Saturday, December 8, 2007

The Road to Hell

A word or two about cobbles. To the uninitiated, they bring to mind the faux-Dickensian charm of the English market town or the classic chic of a quiet Parisian quartier. These are not the cobbles of Paris-Roubaix. The Flemish farmers who built many of these roads were unconcerned with aesthetics and style; they simply wanted to drive their carts from one place to another, but for much of the year the tracks were muddy and impassable. So they laid substantial bricks of granite, roughly the size of a family loaf, in loosely connected patterns, just close enough to ease the passage of an animal or a steel-rimmed wooden cartwheel.


The first such roads in this area were built by the Romans, although you imagine their efforts may have been more uniform and stylish. And some others date from the heyday of the mining industry, whose remnants litter the area - disused shafts, slag heaps, rusting machinery.

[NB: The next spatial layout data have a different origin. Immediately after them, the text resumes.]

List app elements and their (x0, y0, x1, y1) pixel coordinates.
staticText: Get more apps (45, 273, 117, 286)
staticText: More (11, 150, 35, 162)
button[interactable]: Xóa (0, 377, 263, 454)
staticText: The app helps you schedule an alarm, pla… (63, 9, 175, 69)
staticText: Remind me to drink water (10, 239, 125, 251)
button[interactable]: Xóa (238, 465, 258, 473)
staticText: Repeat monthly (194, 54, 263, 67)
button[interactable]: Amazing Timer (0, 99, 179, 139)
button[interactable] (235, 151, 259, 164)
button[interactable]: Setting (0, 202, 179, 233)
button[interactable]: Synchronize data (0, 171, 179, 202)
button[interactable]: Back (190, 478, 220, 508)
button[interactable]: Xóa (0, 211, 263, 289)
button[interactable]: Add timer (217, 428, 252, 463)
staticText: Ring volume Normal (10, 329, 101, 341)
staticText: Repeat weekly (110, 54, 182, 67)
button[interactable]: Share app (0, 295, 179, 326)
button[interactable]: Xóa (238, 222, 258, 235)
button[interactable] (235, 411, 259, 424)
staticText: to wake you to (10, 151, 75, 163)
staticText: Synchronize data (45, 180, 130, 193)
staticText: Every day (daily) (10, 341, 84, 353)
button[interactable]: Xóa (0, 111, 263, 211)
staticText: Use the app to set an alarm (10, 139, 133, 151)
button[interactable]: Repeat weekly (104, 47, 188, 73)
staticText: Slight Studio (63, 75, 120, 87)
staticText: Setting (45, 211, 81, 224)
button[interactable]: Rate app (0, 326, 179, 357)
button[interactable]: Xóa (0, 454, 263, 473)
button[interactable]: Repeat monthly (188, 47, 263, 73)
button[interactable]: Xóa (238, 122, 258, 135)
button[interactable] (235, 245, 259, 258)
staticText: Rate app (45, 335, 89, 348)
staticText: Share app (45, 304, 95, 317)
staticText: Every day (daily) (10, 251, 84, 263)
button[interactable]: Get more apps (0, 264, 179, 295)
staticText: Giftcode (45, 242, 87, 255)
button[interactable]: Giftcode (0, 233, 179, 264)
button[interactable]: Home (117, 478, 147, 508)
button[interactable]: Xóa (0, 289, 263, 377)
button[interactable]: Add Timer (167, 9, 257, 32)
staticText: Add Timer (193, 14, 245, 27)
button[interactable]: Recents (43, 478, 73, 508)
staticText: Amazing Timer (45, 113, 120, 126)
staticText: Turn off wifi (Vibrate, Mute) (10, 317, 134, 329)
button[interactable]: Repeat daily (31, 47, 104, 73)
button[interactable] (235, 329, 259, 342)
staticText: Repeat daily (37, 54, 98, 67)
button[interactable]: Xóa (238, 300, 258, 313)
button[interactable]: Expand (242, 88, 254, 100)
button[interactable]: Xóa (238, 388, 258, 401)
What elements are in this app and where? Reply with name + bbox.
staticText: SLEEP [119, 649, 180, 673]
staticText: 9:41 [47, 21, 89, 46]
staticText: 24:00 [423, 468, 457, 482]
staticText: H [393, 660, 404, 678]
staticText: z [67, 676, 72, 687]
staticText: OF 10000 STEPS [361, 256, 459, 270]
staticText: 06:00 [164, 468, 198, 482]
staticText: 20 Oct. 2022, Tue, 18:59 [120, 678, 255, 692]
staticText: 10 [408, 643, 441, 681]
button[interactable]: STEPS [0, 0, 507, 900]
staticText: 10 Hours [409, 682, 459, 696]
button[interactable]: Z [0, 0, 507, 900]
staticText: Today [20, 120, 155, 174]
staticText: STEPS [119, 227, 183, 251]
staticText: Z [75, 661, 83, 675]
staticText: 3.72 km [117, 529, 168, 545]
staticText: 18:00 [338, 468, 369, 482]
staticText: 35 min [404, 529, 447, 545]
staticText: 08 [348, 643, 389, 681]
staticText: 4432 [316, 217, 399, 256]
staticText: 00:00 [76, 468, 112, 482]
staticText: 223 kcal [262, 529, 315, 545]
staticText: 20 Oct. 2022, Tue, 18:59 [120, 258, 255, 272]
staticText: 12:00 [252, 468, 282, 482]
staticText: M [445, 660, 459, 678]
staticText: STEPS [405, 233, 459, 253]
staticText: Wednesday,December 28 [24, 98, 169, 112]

The cobbled tracks were buckled, beaten and distorted by coal trucks, some pulled by animals, some by gangs of men and boys. Emile Zola’s great socialist novel Germinal is set in the mining village of Mareciennes, on the edge of the Arenberg Forest where today’s racers get their first taste of the real Roubaix cobbles. Germinal paints a grim picture of life, suffering and death in the nineteenth-century mines; existence in this region has never been easy.

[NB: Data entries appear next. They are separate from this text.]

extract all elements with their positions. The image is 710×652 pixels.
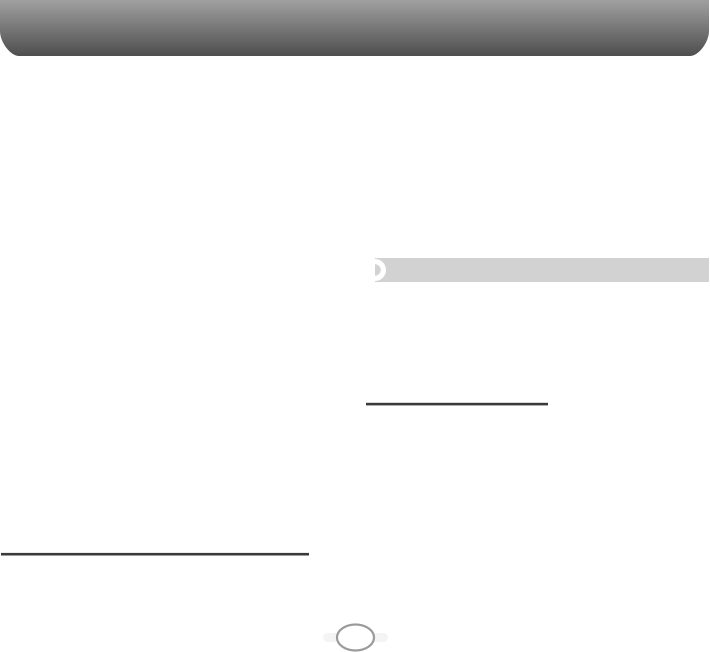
button[interactable]: Progress [375,258,709,282]
button[interactable]: Home [337,624,374,650]
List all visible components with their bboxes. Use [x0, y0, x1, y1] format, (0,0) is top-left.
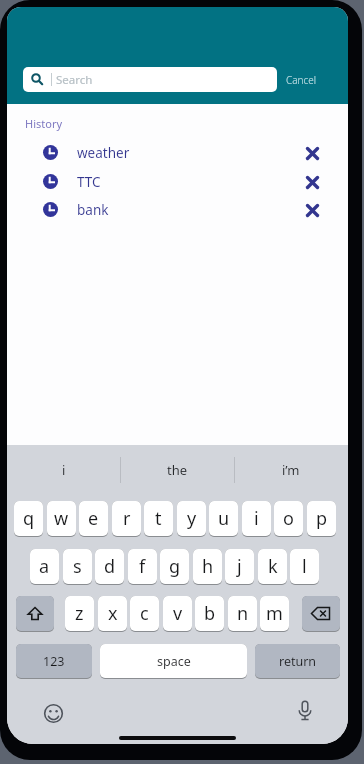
staticText: q	[23, 506, 35, 531]
staticText: u	[218, 506, 230, 531]
button[interactable]	[299, 169, 325, 195]
staticText: 123	[43, 653, 65, 670]
staticText: Search	[56, 72, 93, 88]
staticText: p	[316, 506, 328, 531]
button[interactable]	[291, 697, 319, 725]
button[interactable]: TTC	[7, 167, 348, 196]
staticText: c	[140, 601, 149, 626]
staticText: k	[268, 554, 278, 579]
staticText: z	[75, 601, 84, 626]
button[interactable]: b	[195, 596, 224, 631]
staticText: History	[25, 116, 63, 131]
staticText: h	[202, 554, 214, 579]
staticText: t	[155, 506, 162, 531]
button[interactable]	[299, 197, 325, 223]
staticText: w	[54, 506, 69, 531]
button[interactable]: o	[274, 501, 303, 536]
staticText: r	[123, 506, 131, 531]
staticText: Cancel	[286, 73, 317, 87]
button[interactable]: g	[160, 549, 189, 584]
button[interactable]: i	[7, 445, 120, 494]
button[interactable]: weather	[7, 138, 348, 167]
staticText: TTC	[77, 173, 101, 191]
staticText: b	[204, 601, 216, 626]
staticText: x	[108, 601, 118, 626]
button[interactable]: m	[260, 596, 289, 631]
staticText: the	[167, 461, 188, 479]
button[interactable]: return	[255, 644, 340, 678]
button[interactable]: h	[193, 549, 222, 584]
button[interactable]: d	[95, 549, 124, 584]
staticText: v	[173, 601, 183, 626]
button[interactable]: e	[79, 501, 108, 536]
button[interactable]: y	[177, 501, 206, 536]
button[interactable]: space	[100, 644, 247, 678]
staticText: o	[283, 506, 294, 531]
button[interactable]: j	[225, 549, 254, 584]
staticText: y	[187, 506, 197, 531]
staticText: m	[266, 601, 283, 626]
button[interactable]: c	[130, 596, 159, 631]
button[interactable]: s	[63, 549, 92, 584]
staticText: e	[88, 506, 99, 531]
button[interactable]: t	[144, 501, 173, 536]
button[interactable]: n	[228, 596, 257, 631]
button[interactable]: 123	[16, 644, 92, 678]
button[interactable]: the	[120, 445, 234, 494]
staticText: return	[279, 653, 317, 670]
button[interactable]: Search	[23, 67, 277, 92]
button[interactable]: w	[47, 501, 76, 536]
staticText: l	[302, 554, 307, 579]
staticText: f	[139, 554, 146, 579]
staticText: s	[73, 554, 82, 579]
staticText: i	[254, 506, 259, 531]
button[interactable]: Cancel	[278, 69, 324, 90]
button[interactable]: z	[65, 596, 94, 631]
staticText: weather	[77, 144, 130, 162]
staticText: a	[39, 554, 50, 579]
button[interactable]	[302, 596, 340, 631]
button[interactable]: x	[98, 596, 127, 631]
staticText: bank	[77, 201, 109, 219]
button[interactable]	[39, 699, 67, 727]
button[interactable]: q	[14, 501, 43, 536]
button[interactable]: v	[163, 596, 192, 631]
button[interactable]: i	[242, 501, 271, 536]
staticText: d	[104, 554, 116, 579]
button[interactable]: bank	[7, 195, 348, 224]
button[interactable]: i’m	[234, 445, 348, 494]
button[interactable]: f	[128, 549, 157, 584]
staticText: j	[237, 554, 242, 579]
staticText: i’m	[282, 461, 300, 479]
staticText: g	[169, 554, 181, 579]
staticText: i	[62, 461, 66, 479]
button[interactable]: l	[290, 549, 319, 584]
button[interactable]: k	[258, 549, 287, 584]
button[interactable]: a	[30, 549, 59, 584]
staticText: space	[157, 653, 191, 670]
button[interactable]: u	[209, 501, 238, 536]
staticText: n	[237, 601, 249, 626]
button[interactable]: p	[307, 501, 336, 536]
button[interactable]	[299, 140, 325, 166]
button[interactable]: r	[112, 501, 141, 536]
button[interactable]	[16, 596, 54, 631]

Cobbled roads were relatively simple to build and maintain, but their days were numbered after the invention of Tarmac in the mid 19th-century. This mixture of tar and stone chippings, developed by the Scottish engineer John McAdam, was easy to apply, waterproof, smooth and grippy – even in the wet. It was the perfect platform for that other 19th-century invention – the internal combustion engine. Together, they revolutionised the world. As motor vehicles spread across Europe, so cobbled and dirt roads disappeared under their black sticky nemesis.

Apart from the rural backwoods of Northern France, where few saw the need to spend hard-earned francs improving roads which were lightly used – and then only by cattle, tractors and the odd farm truck. And wasn’t that symbol of French practicality, the Citroen 2CV, blessed with suspension specifically designed for just such surfaces? While the main routes between towns and villages increasingly became smooth streams of tarmac, on the back roads, the cobble stayed King.